There have been many times when a police officer has needlessly asked me to provide identification.
For example, in 2012 I was driving home from the local library after studying for a few hours. I came to a police stop and was asked for my license, and then asked where I came from, to which I responded: "Studying at the local library, now heading home, sir".
The officer didn't believe me, he looked at my bag in the back seat and asked me to show him the books. I was only 18.
Racism doesn't just exist in spaces like the KKK or alt-right groups, it exists in everyday behaviour and attitudes. It can even be hidden in the narrative of "being equal."
This way of thinking is incredibly dangerous to people of colour, dismissing subtle forms of racism like unconscious bias.
School Strike 4 Climate Auckland was a group with ostensibly admirable environmental intentions. However, the group recently admitted to having racist bias and subsequently disbanded.
This was an organisation that attempted to fight against the destructive force of climate change. The group was forced to address its own inherent racial bias when it became obvious that it had ignored the voices of indigenous people, who are most affected by climate change.
Disbanding was very much taking the easy way out, and does not address the underlying problem of racial bias in environmental activism. What the group should have done is allowed Pacific voices to be at the forefront of their kaupapa.
What does decolonising look like? It doesn't mean hate the coloniser or 'let's burn all colonial statues', it means shifting our awareness and critically analysing the effects of colonisation on all levels.
Our society appears to have developed a subconscious narrative that normalizes racist comments and allows them to be misinterpreted or seen as satire, this downplays their harmful effect.
Recently a racist rant was left on the voicemail of Professor Dr Jemaima Tiatia-Seath after a public talk.

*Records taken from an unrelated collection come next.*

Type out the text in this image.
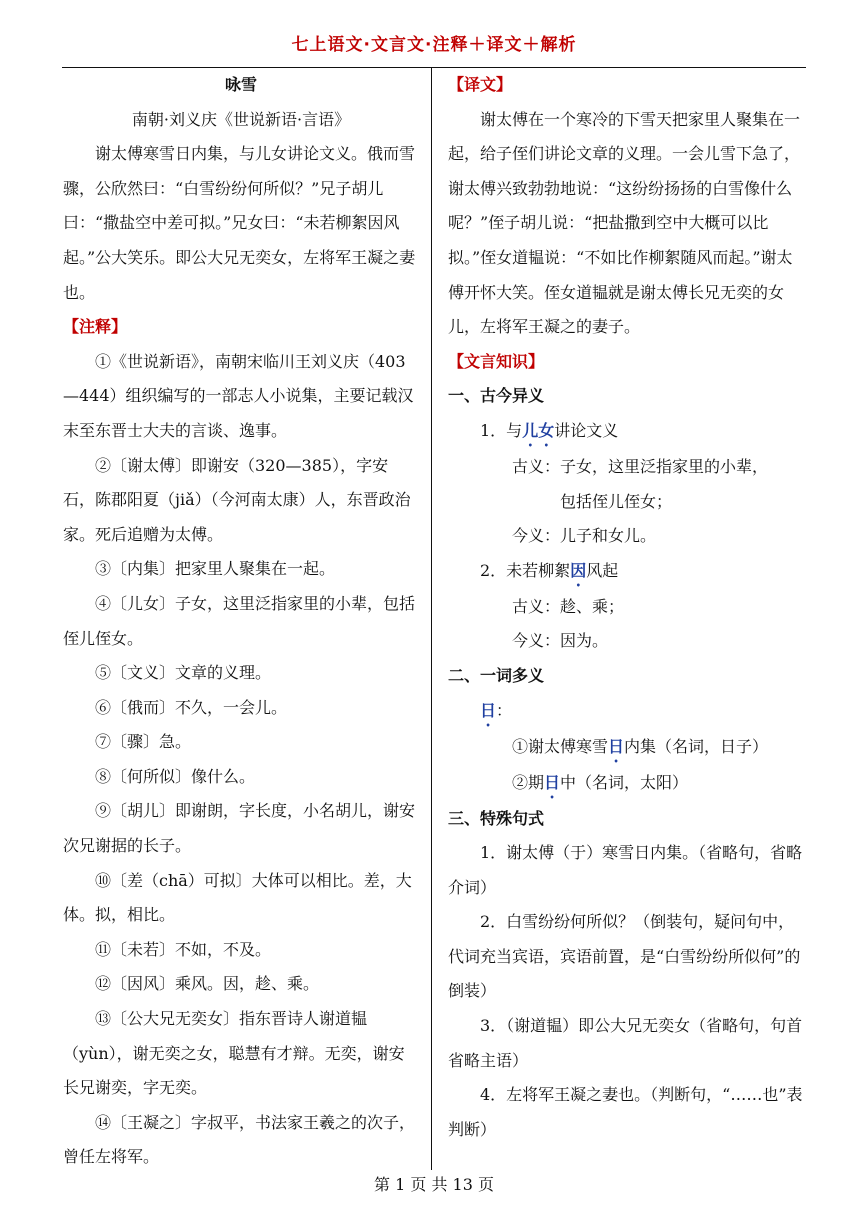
七上语文·文言文·注释＋译文＋解析

咏雪

南朝·刘义庆《世说新语·言语》

谢太傅寒雪日内集，与儿女讲论文义。俄而雪骤，公欣然曰：“白雪纷纷何所似？”兄子胡儿曰：“撒盐空中差可拟。”兄女曰：“未若柳絮因风起。”公大笑乐。即公大兄无奕女，左将军王凝之妻也。

【注释】

①《世说新语》，南朝宋临川王刘义庆（403—444）组织编写的一部志人小说集，主要记载汉末至东晋士大夫的言谈、逸事。

②〔谢太傅〕即谢安（320—385），字安石，陈郡阳夏（jiǎ）（今河南太康）人，东晋政治家。死后追赠为太傅。

③〔内集〕把家里人聚集在一起。

④〔儿女〕子女，这里泛指家里的小辈，包括侄儿侄女。

⑤〔文义〕文章的义理。

⑥〔俄而〕不久，一会儿。

⑦〔骤〕急。

⑧〔何所似〕像什么。

⑨〔胡儿〕即谢朗，字长度，小名胡儿，谢安次兄谢据的长子。

⑩〔差（chā）可拟〕大体可以相比。差，大体。拟，相比。

⑪〔未若〕不如，不及。

⑫〔因风〕乘风。因，趁、乘。

⑬〔公大兄无奕女〕指东晋诗人谢道韫（yùn），谢无奕之女，聪慧有才辩。无奕，谢安长兄谢奕，字无奕。

⑭〔王凝之〕字叔平，书法家王羲之的次子，曾任左将军。

【译文】

谢太傅在一个寒冷的下雪天把家里人聚集在一起，给子侄们讲论文章的义理。一会儿雪下急了，谢太傅兴致勃勃地说：“这纷纷扬扬的白雪像什么呢？”侄子胡儿说：“把盐撒到空中大概可以比拟。”侄女道韫说：“不如比作柳絮随风而起。”谢太傅开怀大笑。侄女道韫就是谢太傅长兄无奕的女儿，左将军王凝之的妻子。

【文言知识】

一、古今异义

1．与儿女讲论文义

古义：子女，这里泛指家里的小辈，

包括侄儿侄女；

今义：儿子和女儿。

2．未若柳絮因风起

古义：趁、乘；

今义：因为。

二、一词多义

日：

①谢太傅寒雪日内集（名词，日子）

②期日中（名词，太阳）

三、特殊句式

1．谢太傅（于）寒雪日内集。（省略句，省略介词）

2．白雪纷纷何所似？（倒装句，疑问句中，代词充当宾语，宾语前置，是“白雪纷纷所似何”的倒装）

3．（谢道韫）即公大兄无奕女（省略句，句首省略主语）

4．左将军王凝之妻也。（判断句，“……也”表判断）

第 1 页 共 13 页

The caller told her that: "The European people brought so much to this country, they taught them to read and write"
"The Polynesians came here 60 years ago. Did they build churches, houses, schools, No!"
There is no mistaking the racist overtones of these statements.
Whether colonisation was good or bad, is an inherently problematic discussion, tied in with the notion of the "white saviour" complex.
Part of the illusory narrative of colonisation is that everything positive was brought by the colonisers. This devalues indigenous peoples as 'primitive' and incapable of advancement, a lesser people. Indigenous culture is not given mana or fa'aaloalo, or is simply appropriated.
It is uncomfortable to accept that Christianity was utilised as a tool of colonisation. There was a mutual belief in good moral behaviour between missionaries and indigenous people. Despite this commonality the missionaries believed that their iconography and narrative was superior, and should replace indigenous culture and identity.
As Moana Jackson once said: "Colonisation is a process of dispossession rather than a historical artefact". Racism evolves and becomes less obvious, instead becoming part of institutions.
Many of our Pasifika people have a mindset that stems deeply from colonisation. Sadly, they believe in the colonial narrative which prevents them from decolonising and reclaiming their identity.
To take control of the narrative a group of creatives, including myself, established a multimedia company called No Six. We aim to promote our history as a Pasifika diaspora in Aotearoa.
The mainstream media and education system have failed to confront the problematic and racist aspects of that history. For example, the Dawn Raids are only now being acknowledged as a particularly hurtful part of history and covered as part of the New Zealand history curriculum. This is progress, but only a small step in capturing the true story of Pasifika in Aotearoa.
*Benji Timu is a Sāmoan, Niuean and Kuki Airani film-maker whose aim is to change the narrative for Pasifika within the media industry.